Methods: Plasma concentration-time profiles at 3 consecutive days including a total of 245 sunitinib plasma concentrations were available from 19 Japanese patients with renal cell carcinoma. Blood samples were collected on days 2, 8, and 15 after the start of the therapy. Population PK analysis was performed using NONMEM 7.2. Body weight, gender, and genotype of ABCG2 421C>A were evaluated as potential covariates. Interoccasion variability (IOV) among the 3 sampling days was also assessed as a random effect parameter.

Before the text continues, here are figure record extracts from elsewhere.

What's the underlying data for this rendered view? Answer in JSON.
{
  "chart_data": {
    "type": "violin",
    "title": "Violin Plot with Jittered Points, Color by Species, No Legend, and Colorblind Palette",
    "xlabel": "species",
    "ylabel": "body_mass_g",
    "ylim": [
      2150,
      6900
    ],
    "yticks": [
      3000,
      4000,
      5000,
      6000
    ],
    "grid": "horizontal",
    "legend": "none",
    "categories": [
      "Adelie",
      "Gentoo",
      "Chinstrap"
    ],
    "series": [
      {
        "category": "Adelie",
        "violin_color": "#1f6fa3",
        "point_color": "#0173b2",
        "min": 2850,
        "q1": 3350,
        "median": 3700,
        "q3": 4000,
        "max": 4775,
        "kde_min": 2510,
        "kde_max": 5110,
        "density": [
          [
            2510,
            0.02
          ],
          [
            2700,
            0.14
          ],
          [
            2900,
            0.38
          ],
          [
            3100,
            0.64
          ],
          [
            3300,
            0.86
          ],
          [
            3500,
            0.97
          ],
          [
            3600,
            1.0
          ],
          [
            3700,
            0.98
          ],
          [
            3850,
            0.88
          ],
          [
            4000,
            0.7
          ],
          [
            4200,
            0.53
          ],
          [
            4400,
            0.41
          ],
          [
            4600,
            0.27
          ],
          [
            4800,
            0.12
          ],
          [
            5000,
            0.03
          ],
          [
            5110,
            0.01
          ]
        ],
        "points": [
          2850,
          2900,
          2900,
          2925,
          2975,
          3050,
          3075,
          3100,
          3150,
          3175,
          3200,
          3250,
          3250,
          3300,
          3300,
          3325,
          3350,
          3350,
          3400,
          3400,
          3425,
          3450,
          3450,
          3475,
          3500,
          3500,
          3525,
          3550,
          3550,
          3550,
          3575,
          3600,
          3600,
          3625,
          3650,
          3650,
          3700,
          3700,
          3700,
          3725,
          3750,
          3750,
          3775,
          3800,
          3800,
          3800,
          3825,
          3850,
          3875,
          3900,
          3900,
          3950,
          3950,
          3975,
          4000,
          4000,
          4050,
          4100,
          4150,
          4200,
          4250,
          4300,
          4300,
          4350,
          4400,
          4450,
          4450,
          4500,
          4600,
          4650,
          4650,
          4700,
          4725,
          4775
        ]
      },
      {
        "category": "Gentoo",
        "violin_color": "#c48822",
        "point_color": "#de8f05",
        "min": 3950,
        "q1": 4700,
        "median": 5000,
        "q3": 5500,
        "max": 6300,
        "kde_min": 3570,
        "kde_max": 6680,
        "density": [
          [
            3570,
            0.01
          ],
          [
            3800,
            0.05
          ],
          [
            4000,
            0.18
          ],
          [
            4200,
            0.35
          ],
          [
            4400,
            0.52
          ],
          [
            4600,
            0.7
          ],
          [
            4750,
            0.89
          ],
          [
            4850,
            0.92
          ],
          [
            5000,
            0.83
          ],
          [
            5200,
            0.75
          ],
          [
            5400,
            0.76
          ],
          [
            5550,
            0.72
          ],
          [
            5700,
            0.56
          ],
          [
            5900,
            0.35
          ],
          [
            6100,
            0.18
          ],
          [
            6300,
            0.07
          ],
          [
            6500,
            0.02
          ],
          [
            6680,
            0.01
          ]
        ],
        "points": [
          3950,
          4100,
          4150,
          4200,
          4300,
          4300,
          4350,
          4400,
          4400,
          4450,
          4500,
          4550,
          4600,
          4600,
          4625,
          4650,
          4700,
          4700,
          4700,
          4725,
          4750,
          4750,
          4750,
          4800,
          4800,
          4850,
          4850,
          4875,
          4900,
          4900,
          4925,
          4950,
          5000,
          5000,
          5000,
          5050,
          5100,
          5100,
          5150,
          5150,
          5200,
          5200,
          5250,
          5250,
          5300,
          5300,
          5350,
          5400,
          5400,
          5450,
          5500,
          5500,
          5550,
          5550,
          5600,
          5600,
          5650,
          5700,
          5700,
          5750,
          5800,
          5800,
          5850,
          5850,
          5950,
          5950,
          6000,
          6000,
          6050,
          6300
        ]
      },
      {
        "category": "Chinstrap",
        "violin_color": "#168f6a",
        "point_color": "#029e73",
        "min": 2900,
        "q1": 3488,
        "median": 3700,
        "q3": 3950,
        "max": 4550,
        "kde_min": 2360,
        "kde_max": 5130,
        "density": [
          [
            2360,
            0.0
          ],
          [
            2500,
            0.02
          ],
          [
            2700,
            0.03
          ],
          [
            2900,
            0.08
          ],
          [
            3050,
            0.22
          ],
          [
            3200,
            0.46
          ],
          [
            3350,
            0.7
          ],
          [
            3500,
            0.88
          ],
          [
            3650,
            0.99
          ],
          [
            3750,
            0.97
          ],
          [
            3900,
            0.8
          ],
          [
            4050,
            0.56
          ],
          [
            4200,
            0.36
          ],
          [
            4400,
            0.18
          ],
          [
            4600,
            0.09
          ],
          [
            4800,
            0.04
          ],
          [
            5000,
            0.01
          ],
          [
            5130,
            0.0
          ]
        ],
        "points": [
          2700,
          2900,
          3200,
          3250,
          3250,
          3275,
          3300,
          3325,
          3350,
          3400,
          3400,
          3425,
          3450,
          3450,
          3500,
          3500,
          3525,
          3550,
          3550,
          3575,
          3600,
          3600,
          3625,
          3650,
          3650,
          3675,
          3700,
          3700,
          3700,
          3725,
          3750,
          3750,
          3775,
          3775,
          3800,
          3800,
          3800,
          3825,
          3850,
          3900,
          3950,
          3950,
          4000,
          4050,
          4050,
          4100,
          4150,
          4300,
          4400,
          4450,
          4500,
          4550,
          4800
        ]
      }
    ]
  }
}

Results: The sunitinib PK profiles were best described by a 1-compartment model with first-order absorption. The ABCG2 421C>A genotype was identified as a significant covariate for the prediction of oral clearance (CL/F). No significant improvement in model fit was observed by including body weight and/or gender. A systematic difference in estimated population CL/F was observed between days 2 and 8, which was quantified as approximately 30% decrease over time. This difference was described as a covariate for CL/F in the model. IOV included as a random effect parameter significantly improved the model fit.
Conclusions: This analysis provides a population PK model of sunitinib with the ABCG2 421C>A genotype as a predictive covariate for CL/F. It also suggests that IOV and change of CL/F over time need to be considered to predict the sunitinib PK more accurately. These findings will be implemented to optimize the pharmacotherapy of sunitinib.